China's Tech Deep Seekrets banner: an ornate dark-ground composition evoking the layered enclosure of the Chinese digital estate described in the case file.

Case file

China's Tech Deep Seekrets

A message that does not arrive. A model that does not answer. A proxy server that stops being reachable. Three layers of the same enclosure.

Before you read this: what is documented and what is reconstructed

This article distinguishes documented mechanism from reconstructed mechanism.
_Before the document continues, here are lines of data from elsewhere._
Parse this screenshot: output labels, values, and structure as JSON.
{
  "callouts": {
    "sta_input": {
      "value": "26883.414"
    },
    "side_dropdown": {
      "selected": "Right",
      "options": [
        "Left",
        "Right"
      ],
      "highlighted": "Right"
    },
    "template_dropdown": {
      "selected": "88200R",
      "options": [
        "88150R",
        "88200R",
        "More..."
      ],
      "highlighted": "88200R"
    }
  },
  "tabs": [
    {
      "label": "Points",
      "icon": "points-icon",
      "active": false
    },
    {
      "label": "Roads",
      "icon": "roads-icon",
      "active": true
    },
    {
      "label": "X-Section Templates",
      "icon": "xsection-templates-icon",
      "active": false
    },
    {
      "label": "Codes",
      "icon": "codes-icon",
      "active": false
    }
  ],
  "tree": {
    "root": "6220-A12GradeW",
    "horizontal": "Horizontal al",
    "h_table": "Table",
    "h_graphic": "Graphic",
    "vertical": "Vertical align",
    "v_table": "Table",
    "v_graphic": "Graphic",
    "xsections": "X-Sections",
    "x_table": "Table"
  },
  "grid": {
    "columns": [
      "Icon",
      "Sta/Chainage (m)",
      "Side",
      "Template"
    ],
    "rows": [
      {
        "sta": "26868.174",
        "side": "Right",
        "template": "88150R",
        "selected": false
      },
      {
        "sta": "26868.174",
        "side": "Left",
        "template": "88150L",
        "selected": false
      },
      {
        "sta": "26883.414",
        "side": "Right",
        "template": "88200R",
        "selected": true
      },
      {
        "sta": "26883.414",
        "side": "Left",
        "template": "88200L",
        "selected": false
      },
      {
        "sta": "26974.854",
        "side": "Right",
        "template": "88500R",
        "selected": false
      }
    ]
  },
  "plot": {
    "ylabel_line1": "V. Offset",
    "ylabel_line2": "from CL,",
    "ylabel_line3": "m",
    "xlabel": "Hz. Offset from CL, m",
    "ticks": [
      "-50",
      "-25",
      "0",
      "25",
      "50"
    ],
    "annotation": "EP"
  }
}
The distinction matters and is held throughout.

Documented: the existence of the Great Firewall and the Great Cannon, and their use of Domain Name System (DNS) pollution, Deep Packet Inspection (DPI), Transmission Control Protocol (TCP) Reset injection, and in-path bystander redirection; WeChat's use of a proprietary Transport Layer Security (TLS) variant called MMTLS, analysed in detail by the Citizen Lab; WeChat's server-side filtering of images by Message Digest 5 (MD5) hash; DeepSeek's published training methodology for the V3 base model and the R1 fine-tune; the model's observable refusal to discuss specific topics, including when run locally and offline.
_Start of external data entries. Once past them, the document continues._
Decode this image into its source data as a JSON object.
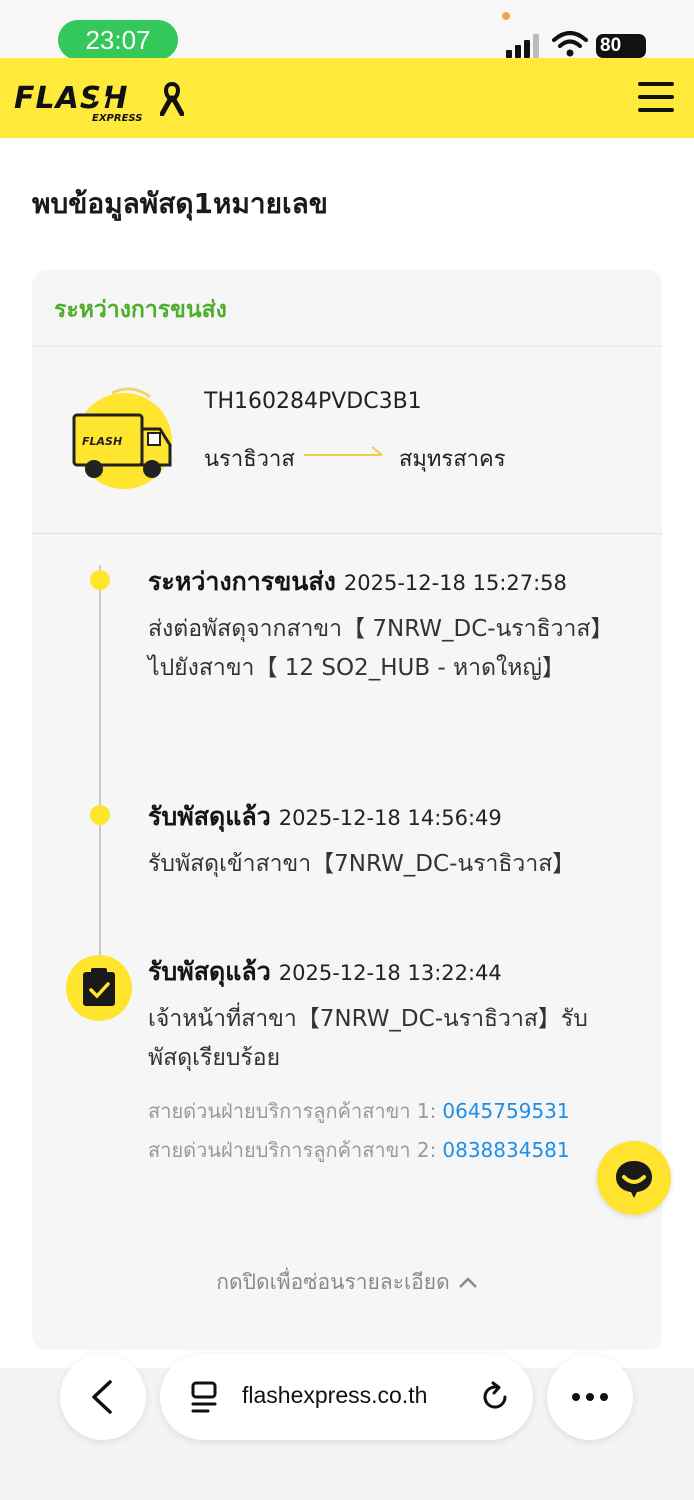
{
  "status_bar": {
    "time": "23:07",
    "battery": "80"
  },
  "header": {
    "brand": "FLASH",
    "brand_sub": "EXPRESS"
  },
  "page_title": "พบข้อมูลพัสดุ1หมายเลข",
  "parcel": {
    "status": "ระหว่างการขนส่ง",
    "tracking_number": "TH160284PVDC3B1",
    "origin": "นราธิวาส",
    "destination": "สมุทรสาคร"
  },
  "timeline": [
    {
      "title": "ระหว่างการขนส่ง",
      "time": "2025-12-18  15:27:58",
      "desc": "ส่งต่อพัสดุจากสาขา【 7NRW_DC-นราธิวาส】 ไปยังสาขา【 12 SO2_HUB - หาดใหญ่】"
    },
    {
      "title": "รับพัสดุแล้ว",
      "time": "2025-12-18  14:56:49",
      "desc": "รับพัสดุเข้าสาขา【7NRW_DC-นราธิวาส】"
    },
    {
      "title": "รับพัสดุแล้ว",
      "time": "2025-12-18  13:22:44",
      "desc": "เจ้าหน้าที่สาขา【7NRW_DC-นราธิวาส】รับพัสดุเรียบร้อย"
    }
  ],
  "hotlines": [
    {
      "label": "สายด่วนฝ่ายบริการลูกค้าสาขา 1:",
      "number": "0645759531"
    },
    {
      "label": "สายด่วนฝ่ายบริการลูกค้าสาขา 2:",
      "number": "0838834581"
    }
  ],
  "collapse_label": "กดปิดเพื่อซ่อนรายละเอียด",
  "browser": {
    "url": "flashexpress.co.th"
  },
  "colors": {
    "brand_yellow": "#ffe93b",
    "status_green": "#4caf2a",
    "link_blue": "#1f8ee6"
  }
}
Reconstructed from public technical research: the heuristics used by the Great Firewall to detect fully encrypted circumvention traffic, including the entropy measurements published by the GFW Report collective and presented at USENIX; the protocol-level weaknesses in MMTLS, including deterministic initialisation vectors and the absence of forward secrecy in the legacy layer beneath it; the mechanism by which the firewall issues active probes against suspected proxy servers.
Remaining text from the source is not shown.